What Should the Room’s Temperature Be?
For day sleeping, the temperature should be around 22 °C, while for night sleep the temperature should be less – around 18 °C. A child should be properly dressed.
Putting a Child to Sleep at Night
Putting a child to sleep at night slowly becomes an important routine. If you repeat the same rituals before putting your child to bed, he will then get sleepy just from the pre sleep atmosphere alone. Such sleep rituals include:
• bathing (can be combined with a massage)
• dimming lights
• changing into pajamas
• nice quiet music or singing
A child should be fed, bathed and put to bed at the same time everyday, ideally between 6-8 pm.
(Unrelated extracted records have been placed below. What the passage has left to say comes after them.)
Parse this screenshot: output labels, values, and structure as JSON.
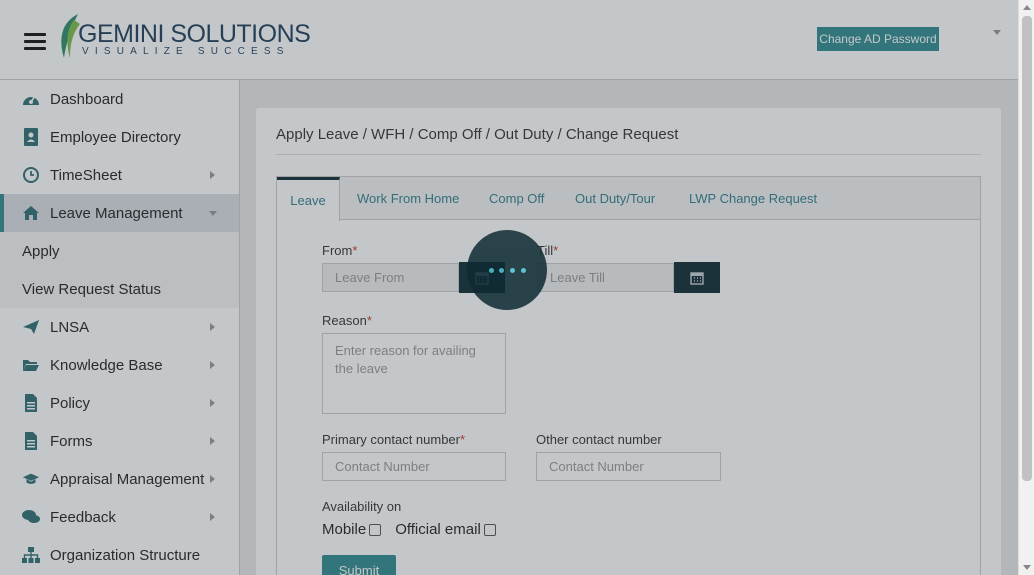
{
  "header": {
    "logo_name": "GEMINI SOLUTIONS",
    "logo_tagline": "VISUALIZE SUCCESS",
    "change_password_label": "Change AD Password"
  },
  "sidebar": {
    "items": [
      {
        "label": "Dashboard",
        "icon": "dashboard-icon"
      },
      {
        "label": "Employee Directory",
        "icon": "address-book-icon"
      },
      {
        "label": "TimeSheet",
        "icon": "clock-icon"
      },
      {
        "label": "Leave Management",
        "icon": "home-icon"
      },
      {
        "label": "LNSA",
        "icon": "paper-plane-icon"
      },
      {
        "label": "Knowledge Base",
        "icon": "folder-open-icon"
      },
      {
        "label": "Policy",
        "icon": "file-text-icon"
      },
      {
        "label": "Forms",
        "icon": "file-text-icon"
      },
      {
        "label": "Appraisal Management",
        "icon": "graduation-cap-icon"
      },
      {
        "label": "Feedback",
        "icon": "comments-icon"
      },
      {
        "label": "Organization Structure",
        "icon": "sitemap-icon"
      }
    ],
    "sub_items": [
      {
        "label": "Apply"
      },
      {
        "label": "View Request Status"
      }
    ]
  },
  "main": {
    "page_title": "Apply Leave / WFH / Comp Off / Out Duty / Change Request",
    "tabs": [
      {
        "label": "Leave"
      },
      {
        "label": "Work From Home"
      },
      {
        "label": "Comp Off"
      },
      {
        "label": "Out Duty/Tour"
      },
      {
        "label": "LWP Change Request"
      }
    ],
    "form": {
      "from_label": "From",
      "from_placeholder": "Leave From",
      "till_label": "Till",
      "till_placeholder": "Leave Till",
      "required_mark": "*",
      "reason_label": "Reason",
      "reason_placeholder": "Enter reason for availing the leave",
      "primary_contact_label": "Primary contact number",
      "primary_contact_placeholder": "Contact Number",
      "other_contact_label": "Other contact number",
      "other_contact_placeholder": "Contact Number",
      "availability_label": "Availability on",
      "mobile_label": "Mobile",
      "official_email_label": "Official email",
      "submit_label": "Submit"
    }
  },
  "colors": {
    "accent": "#2e8c8e",
    "dark": "#0f2a33",
    "loader_dot": "#49c6d4"
  }
}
A half-hour before sleep should be dedicated relaxing. There should be no light in the child’s room (or wherever he sleeps). If he sleeps alone in a crib, he should be properly dressed or put in a sleeping bag that will keep him warm all night.
Can a Child Sleep With His Parents?
It’s been said that in terms of safety, it’s best if a baby sleeps in his own crib that is close to his mother’s bed. This also makes night feeding easier. Night feeding can also be made easier by letting the baby sleep in your bed, between you and your partner.
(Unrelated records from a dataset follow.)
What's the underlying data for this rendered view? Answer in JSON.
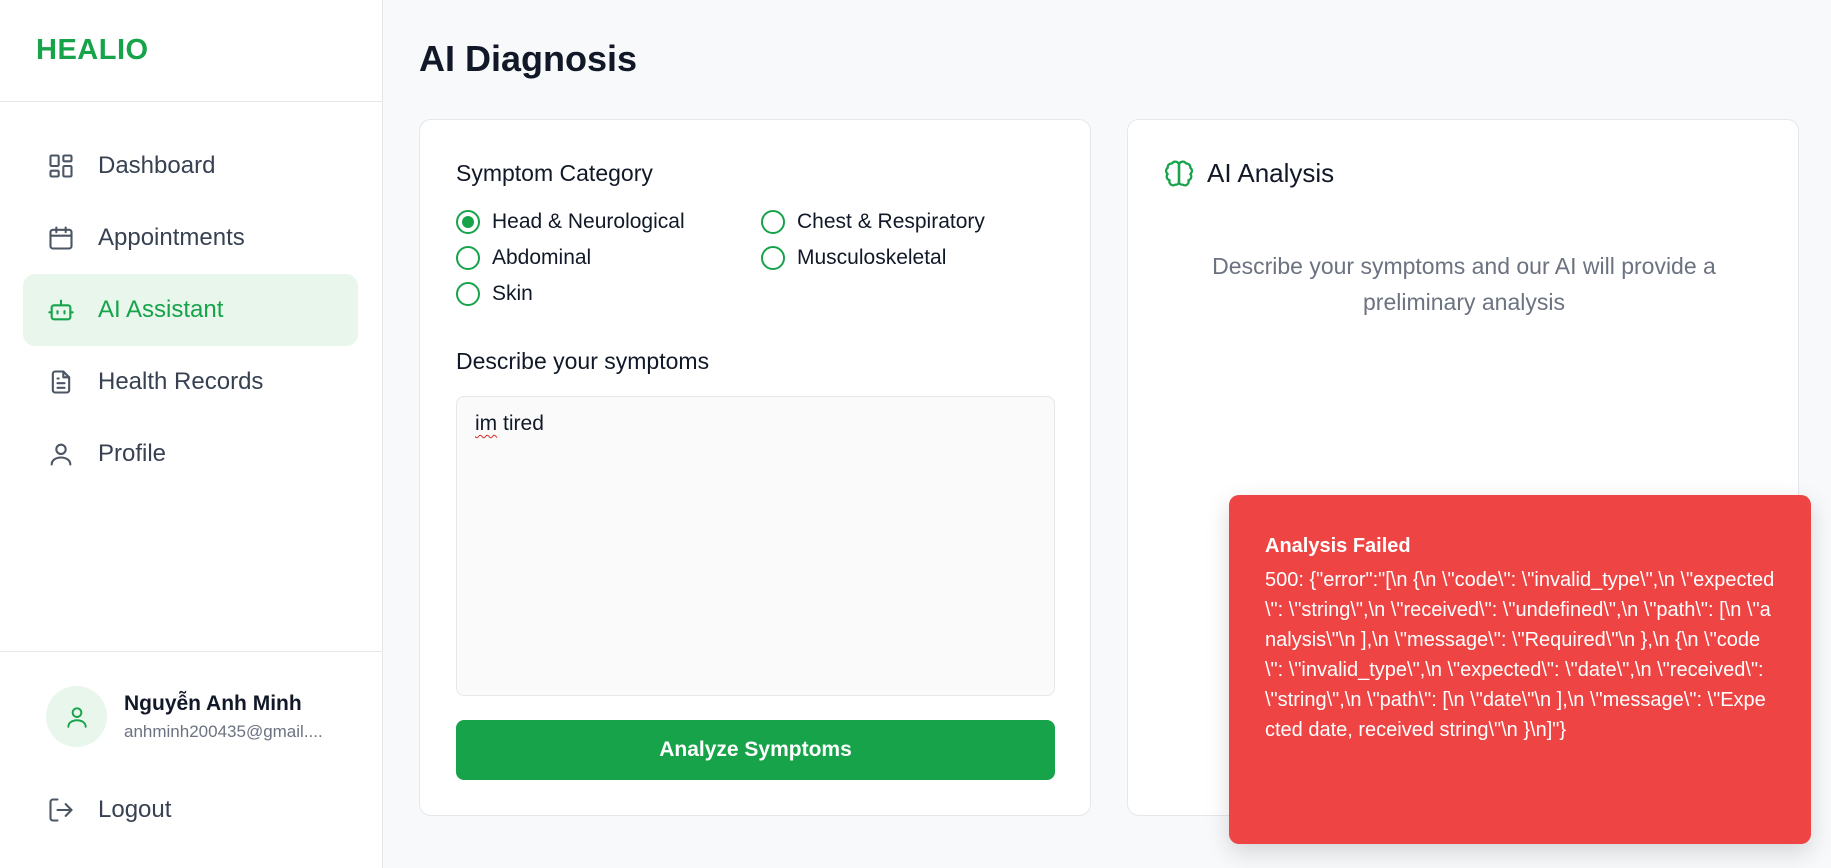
{
  "brand": "HEALIO",
  "nav": [
    {
      "label": "Dashboard",
      "icon": "dashboard-icon"
    },
    {
      "label": "Appointments",
      "icon": "calendar-icon"
    },
    {
      "label": "AI Assistant",
      "icon": "bot-icon",
      "active": true
    },
    {
      "label": "Health Records",
      "icon": "document-icon"
    },
    {
      "label": "Profile",
      "icon": "user-icon"
    }
  ],
  "user": {
    "name": "Nguyễn Anh Minh",
    "email": "anhminh200435@gmail...."
  },
  "logout_label": "Logout",
  "page_title": "AI Diagnosis",
  "symptom": {
    "category_label": "Symptom Category",
    "options": [
      "Head & Neurological",
      "Chest & Respiratory",
      "Abdominal",
      "Musculoskeletal",
      "Skin"
    ],
    "selected": "Head & Neurological",
    "describe_label": "Describe your symptoms",
    "text_word1": "im",
    "text_word2": "tired",
    "analyze_label": "Analyze Symptoms"
  },
  "analysis": {
    "title": "AI Analysis",
    "description": "Describe your symptoms and our AI will provide a preliminary analysis"
  },
  "toast": {
    "title": "Analysis Failed",
    "message": "500: {\"error\":\"[\\n {\\n \\\"code\\\": \\\"invalid_type\\\",\\n \\\"expected\\\": \\\"string\\\",\\n \\\"received\\\": \\\"undefined\\\",\\n \\\"path\\\": [\\n \\\"analysis\\\"\\n ],\\n \\\"message\\\": \\\"Required\\\"\\n },\\n {\\n \\\"code\\\": \\\"invalid_type\\\",\\n \\\"expected\\\": \\\"date\\\",\\n \\\"received\\\": \\\"string\\\",\\n \\\"path\\\": [\\n \\\"date\\\"\\n ],\\n \\\"message\\\": \\\"Expected date, received string\\\"\\n }\\n]\"}"
  },
  "colors": {
    "accent": "#16a34a",
    "accent_light": "#e8f6ec",
    "error": "#ef4444"
  }
}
Opinions on whether a child can sleep in his parent’s bed vary; some pediatricians don’t recommend it while others do. A pediatrician Nils Bergman from the University of Cape Town encourages parents to let their children sleep with them. According to his latest study, children that sleep in their own bed from an early age are less rested and more stressed out at night. He recommends that children sleep in their parent’s bed until they are three years old. The director of education in the Children’s Mental Health Center in London and an author of parenting books Margot Sunderland says children should sleep with their parents even longer; until their fifth year of age. Until then, children can suffer from separation anxiety, which can affect their adult life as well. According to Sunderland, thanks to “co-sleeping”, children grow up as calm, healthy adults.
The Desire for Safety: Sleep Associations
Some children only require falling asleep in their parent’s bed, and can continue sleeping calmly in their own bed after their parents carry them over. Other children often wake up at night. In this context, we are talking about “sleep associations”, which are certain conditions and activities that affect a child’s sleep.
A sleep association can be anything that a child associates with falling a sleep: a parents arm, a mother’s breast, a pacifier, rocking, a closeness of a parent… During the night, a child assures himself that his safety has been maintained – that’s why he wakes up, cries and demands the same conditions he had while falling asleep.
Children older than four months can usually soothe themselves after waking up at night in different ways: by sucking their thumb, moving their head from side to side, by singing or humming, moving their arms, holding their stuffed animal, etc.
You should remember to differentiate infant’s night and day sleep. When you feed your baby at night, do so in a quiet, dark room.
Night feeding is a must until the child is six months old. Gradually, night feeding should be shortened so that the child drinks less and is put back to bed shortly after burping. It’s easy to say, but harder to do.
After the child is six months old, he can often sleep through the night without being fed. Individual differences, again, are big. Especially breast fed babies require one to two feedings per night even when they are older. To deny them this at all costs wouldn’t be right. All of this also depends on the upbringing of the child.
A child needs to sleep during the day, so he can gain energy. Children should sleep regularly after noon feeding around 1, 5 to 2 hours. Nursed babies under 9 months sometimes sleep before noon, between 10 am and 12 pm. This sleep is usually shorter than an afternoon nap. Because a child sleeps at a higher temperature during the day, dress him accordingly. Don’t overheat your baby.